UPDATED 07:45 EST / MARCH 06 2015

Jack Ma, co-founder and chairman of Alibaba Group Holding Limited NEWS

Alibaba shakes up the cloud wars with entry into U.S. market

Jack Ma, co-founder and chairman of Alibaba Group Holding LimitedThe cloud computing wars have entered a new phase with the news that Chinese ecommerce giant Alibaba Group is to open its first data center in Silicon Valley, where it will go head-to-head with home grown cloud giants Amazon Web Services (AWS), Google and Microsoft.

Alibaba, which held the largest IPO in history last year at $25 billion, is muscling in to U.S. territory via its subsidiary Aliyun division. Its the company’s first data center to be located outside of China, where it has four facilities on the mainland and one in Hong Kong, and where it claims over 1.4 million cloud customers. The company refused to say exactly where its new facility is located due to security reasons, but did reveal plans to build open more overseas data centers later this year, in Europe and Southeast Asia.

Aliyun will be up against it in the U.S., where AWS, Google and Microsoft triumvirate has long held sway as the most dominant vendors, but the company does offer services to match. These include a data processing and storage cloud, plus virtual serve and load-balancing services for companies running large websites. It also touts a data security service called YunDUN that’s designed to thwart DDoS Attacks, and is planning to offer large-scale data storage in the near future.

For now, the company is refusing to divulge the costs of said services, although it did say that its prices would be “cost competitive”. The initial plan is to target Chinese businesses that are based in the U.S. as a way of “testing the water”, said Sicheng Yu, Aliyun VP and head of international, in a statement. That makes sense because Aliyun is already familiar with serving Chinese enterprises, but it doesn’t plan to stop there – foreign conquest is on the agenda too.

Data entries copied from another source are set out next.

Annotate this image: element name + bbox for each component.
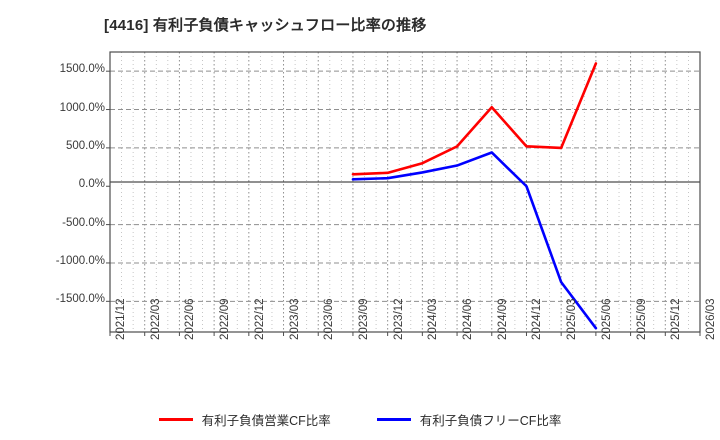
x-axis-tick-label: 2025/03	[566, 298, 579, 340]
legend-label-free-cf: 有利子負債フリーCF比率	[419, 413, 562, 428]
x-axis-tick-label: 2023/12	[392, 298, 405, 340]
y-axis-tick-label: 500.0%	[65, 139, 105, 152]
y-axis-tick-label: -1000.0%	[55, 254, 105, 267]
x-axis-tick-label: 2022/09	[219, 298, 232, 340]
y-axis-tick-label: -1500.0%	[55, 293, 105, 306]
x-axis-tick-label: 2023/09	[357, 298, 370, 340]
chart-title: [4416] 有利子負債キャッシュフロー比率の推移	[104, 17, 427, 34]
y-axis-tick-label: 0.0%	[78, 178, 105, 191]
legend-color-swatch-blue	[376, 417, 411, 421]
x-axis-tick-label: 2024/12	[531, 298, 544, 340]
x-axis-tick-label: 2021/12	[115, 298, 127, 340]
x-axis-tick-label: 2025/12	[670, 298, 683, 340]
x-axis-tick-label: 2026/03	[705, 298, 717, 340]
legend-item-free-cf[interactable]: 有利子負債フリーCF比率	[376, 410, 562, 429]
major-horizontal-gridlines	[110, 70, 700, 302]
x-axis-tick-label: 2025/06	[600, 298, 613, 340]
y-axis-tick-label: 1000.0%	[59, 101, 105, 114]
chart-legend: 有利子負債営業CF比率 有利子負債フリーCF比率	[0, 406, 720, 432]
series-line-operating-cf	[351, 62, 598, 176]
x-axis-tick-label: 2023/06	[323, 298, 336, 340]
x-axis-tick-label: 2022/03	[149, 298, 162, 340]
minor-vertical-gridlines	[121, 52, 689, 332]
x-axis-tick-label: 2024/06	[462, 298, 475, 340]
legend-item-operating-cf[interactable]: 有利子負債営業CF比率	[158, 410, 331, 429]
x-axis-tick-label: 2022/12	[253, 298, 266, 340]
x-axis-tick-label: 2022/06	[184, 298, 197, 340]
x-axis-tick-label: 2024/03	[427, 298, 440, 340]
major-vertical-gridlines	[144, 52, 666, 332]
x-axis-tick-label: 2024/09	[496, 298, 509, 340]
x-axis-tick-label: 2023/03	[288, 298, 301, 340]
plot-frame	[109, 51, 701, 333]
legend-color-swatch-red	[158, 417, 193, 421]
y-axis-tick-label: 1500.0%	[59, 63, 105, 76]
legend-label-operating-cf: 有利子負債営業CF比率	[201, 413, 331, 428]
y-axis-tick-label: -500.0%	[62, 216, 105, 229]
x-axis-tick-label: 2025/09	[635, 298, 648, 340]
y-axis-labels: 1500.0% 1000.0% 500.0% 0.0% -500.0% -1000.0% -…	[0, 0, 105, 340]
axis-tick-marks	[106, 70, 701, 336]
series-line-free-cf	[351, 151, 598, 330]
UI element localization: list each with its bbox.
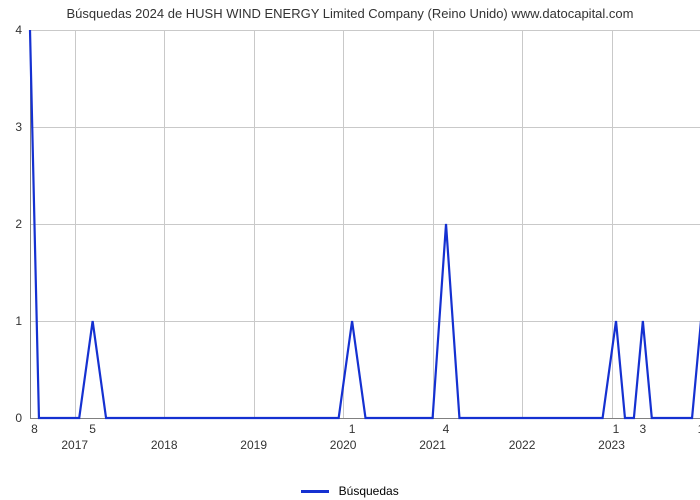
legend: Búsquedas bbox=[0, 484, 700, 498]
y-tick-label: 4 bbox=[2, 23, 22, 37]
x-tick-label: 2022 bbox=[509, 438, 536, 452]
plot-area: 0123420172018201920202021202220238514131 bbox=[30, 30, 700, 418]
legend-label: Búsquedas bbox=[339, 484, 399, 498]
data-point-label: 4 bbox=[443, 422, 450, 436]
x-tick-label: 2020 bbox=[330, 438, 357, 452]
data-point-label: 5 bbox=[89, 422, 96, 436]
chart-svg bbox=[30, 30, 700, 418]
x-tick-label: 2017 bbox=[61, 438, 88, 452]
y-tick-label: 3 bbox=[2, 120, 22, 134]
x-tick-label: 2021 bbox=[419, 438, 446, 452]
y-tick-label: 0 bbox=[2, 411, 22, 425]
x-tick-label: 2018 bbox=[151, 438, 178, 452]
data-point-label: 3 bbox=[640, 422, 647, 436]
chart-area: 0123420172018201920202021202220238514131 bbox=[0, 26, 700, 470]
legend-swatch bbox=[301, 490, 329, 493]
x-tick-label: 2019 bbox=[240, 438, 267, 452]
chart-title: Búsquedas 2024 de HUSH WIND ENERGY Limit… bbox=[0, 6, 700, 21]
data-point-label: 8 bbox=[31, 422, 38, 436]
x-tick-label: 2023 bbox=[598, 438, 625, 452]
series-line-busquedas bbox=[30, 30, 700, 418]
y-tick-label: 1 bbox=[2, 314, 22, 328]
data-point-label: 1 bbox=[613, 422, 620, 436]
y-tick-label: 2 bbox=[2, 217, 22, 231]
data-point-label: 1 bbox=[349, 422, 356, 436]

“We know well what Chinese clients need, and now it’s time for us to learn what U.S. clients need,” added Sicheng.

TechCrunch speculates that Aliyun may well be tempted to target U.S. firms that are already operating in China. It’s an obvious move, because Aliyun may already be on the radar of such companies. After all, AWS just offers a limited beta service in China at present, one which is dwarfed by the size and scale of Aliyun’s.